Она позволила себе проснуться.
Подле кровати, как обычно, дежурил Гавин. Они снова находились в Белой Башне, в комнате рядом с ее кабинетом. Эгвейн была полностью одета. Вечер еще не наступил, но просьбу Хранительниц Мудрости оставлять без внимания не стоило.
— Он уже тут, — тихо произнес Гавин, покосившись на дверь в кабинет.
— Тогда давай с ним встретимся, — ответила Эгвейн. Она приготовилась, встала и расправила юбку, затем кивнула Гавину, и они вышли навстречу Дракону Возрожденному.
Ранд улыбнулся, увидев ее. Он ждал в обществе двух Дев, которых она не знала.
— К чему все это? — устало спросила Эгвейн. — Будешь убеждать меня разбить печати?
— Ты стала циничной, — отметил Ранд.
— В последние два раза, что мы встречались, ты открыто пытался меня разозлить, — отметила Эгвейн. — Разве мне не следует и теперь опасаться того же?
— Я не пытаюсь тебя разозлить, — ответил Ранд. — Взгляни-ка. — Он вытащил что-то из кармана. Это была лента для волос. Он протянул ее Эгвейн. — Ты всегда так ждала, когда сможешь заплетать косу.
— Значит, теперь ты намекаешь, что я еще ребенок? — раздраженно спросила Эгвейн. Гавин успокаивающе положил руку ей на плечо.

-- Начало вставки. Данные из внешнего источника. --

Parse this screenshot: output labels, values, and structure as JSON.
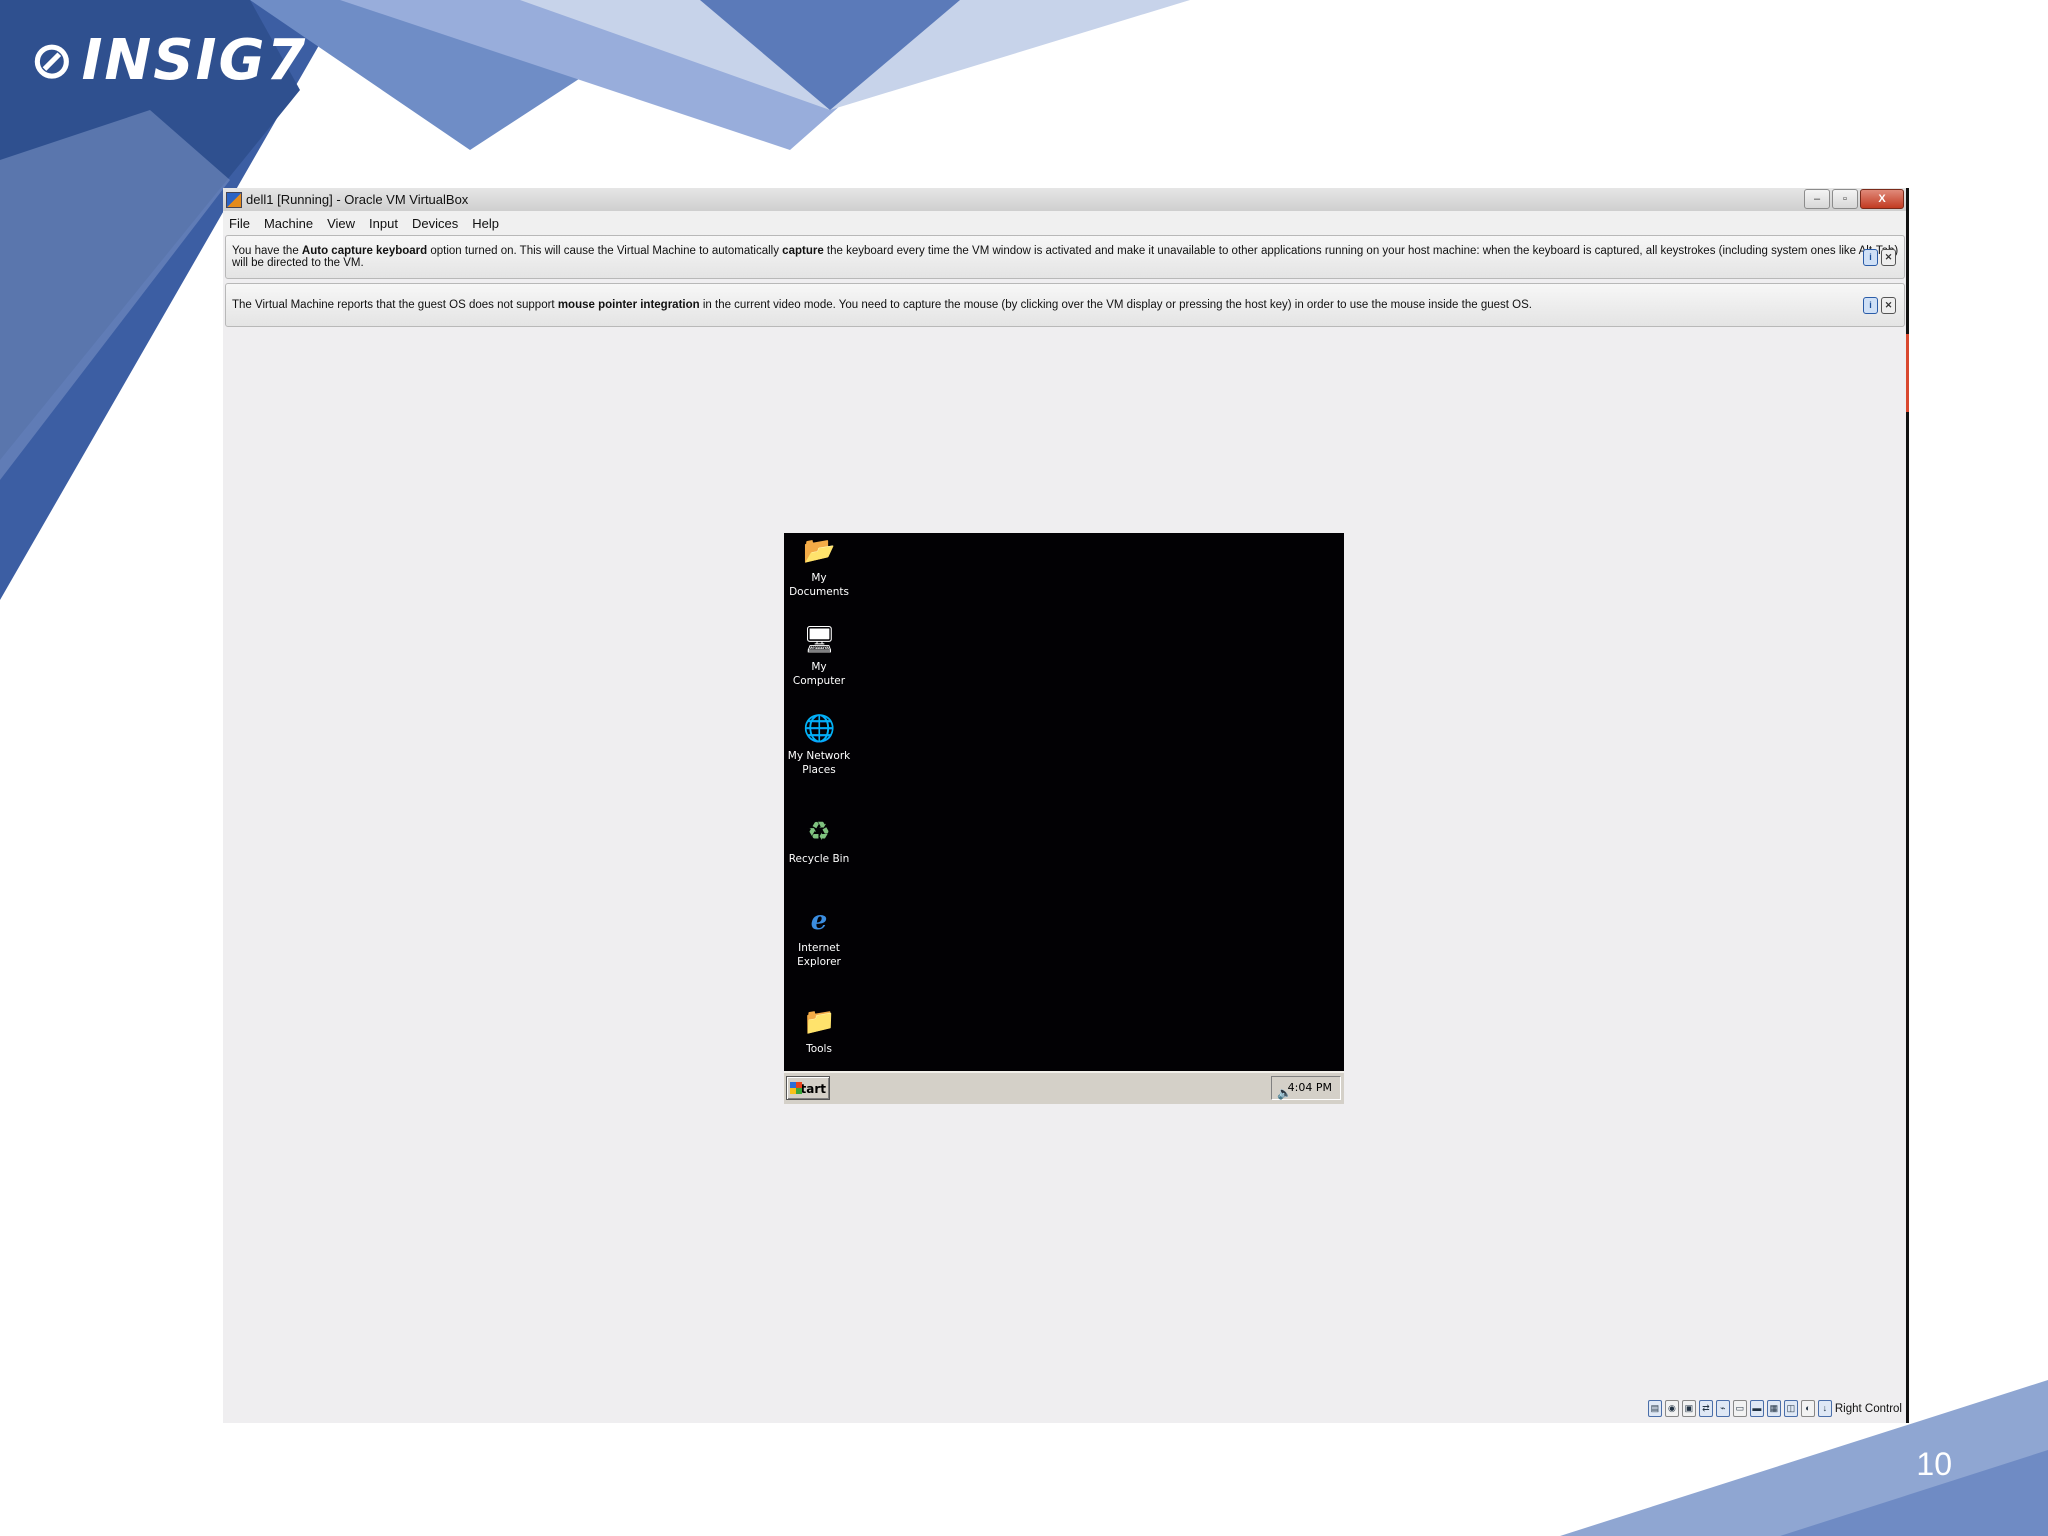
{
  "slide": {
    "logo_text": "INSIG7",
    "page_number": "10"
  },
  "window": {
    "title": "dell1 [Running] - Oracle VM VirtualBox",
    "controls": {
      "minimize": "–",
      "restore": "▫",
      "close": "X"
    }
  },
  "menubar": {
    "items": [
      "File",
      "Machine",
      "View",
      "Input",
      "Devices",
      "Help"
    ]
  },
  "banners": {
    "keyboard": {
      "pre": "You have the ",
      "bold1": "Auto capture keyboard",
      "mid1": " option turned on. This will cause the Virtual Machine to automatically ",
      "bold2": "capture",
      "post": " the keyboard every time the VM window is activated and make it unavailable to other applications running on your host machine: when the keyboard is captured, all keystrokes (including system ones like Alt-Tab) will be directed to the VM."
    },
    "mouse": {
      "pre": "The Virtual Machine reports that the guest OS does not support ",
      "bold1": "mouse pointer integration",
      "post": " in the current video mode. You need to capture the mouse (by clicking over the VM display or pressing the host key) in order to use the mouse inside the guest OS."
    }
  },
  "guest": {
    "desktop_icons": [
      {
        "label": "My Documents",
        "icon": "documents-folder-icon"
      },
      {
        "label": "My Computer",
        "icon": "computer-icon"
      },
      {
        "label": "My Network Places",
        "icon": "network-icon"
      },
      {
        "label": "Recycle Bin",
        "icon": "recycle-bin-icon"
      },
      {
        "label": "Internet Explorer",
        "icon": "internet-explorer-icon"
      },
      {
        "label": "Tools",
        "icon": "folder-icon"
      }
    ],
    "taskbar": {
      "start_label": "Start",
      "clock": "4:04 PM"
    }
  },
  "statusbar": {
    "host_key": "Right Control"
  },
  "colors": {
    "slide_blue": "#3b5fa6",
    "slide_light_blue": "#8fa6d2",
    "guest_bg": "#020104",
    "taskbar": "#d4d0c8"
  }
}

— Что? Нет! — Ранд вздохнул. — Свет, Эгвейн. Я хочу подарить тебе что-нибудь в знак примирения. Ты для меня словно сестра. У меня никогда не было братьев или сестер. Во всяком случае, тот единственный, что есть, обо мне не знает. У меня есть только ты. Пожалуйста. Я не пытаюсь тебя рассердить.
На мгновение он, как в далеком прошлом, показался простодушным, искренним пареньком. Эгвейн позволила своему недовольству растаять.
— Ранд, я очень занята.
— Их время скоро придет, — посерьезнев, сказал Ранд. — Еще до того, как все кончится, они зададутся вопросом, почему были столь нетерпеливы, и станут с теплотой вспоминать эти безмятежные дни ожидания. — Он все еще держал ленту в руке, стиснув ее в кулаке. — Просто я… я не хотел отправляться в свой последний бой, оставив между нами только неоконченный спор, даже столь важный.
— О, Ранд, — произнесла Эгвейн. Она шагнула вперед, взяла ленту и заключила его в объятья. Свет, хоть с ним в последнее время и было нелегко, но, в конце концов, то же самое она порой могла сказать и о своих родителях. — Я на твоей стороне. Это не значит, что я сделаю с печатями то, что ты хочешь, но я
— Постой-ка, — вмешался Гавин. — У тебя что, есть брат или сестра?
— Я сын Тигрейн, — ответил Ранд, пожав плечами. — Родился после того, как она ушла в Пустыню и стала Девой.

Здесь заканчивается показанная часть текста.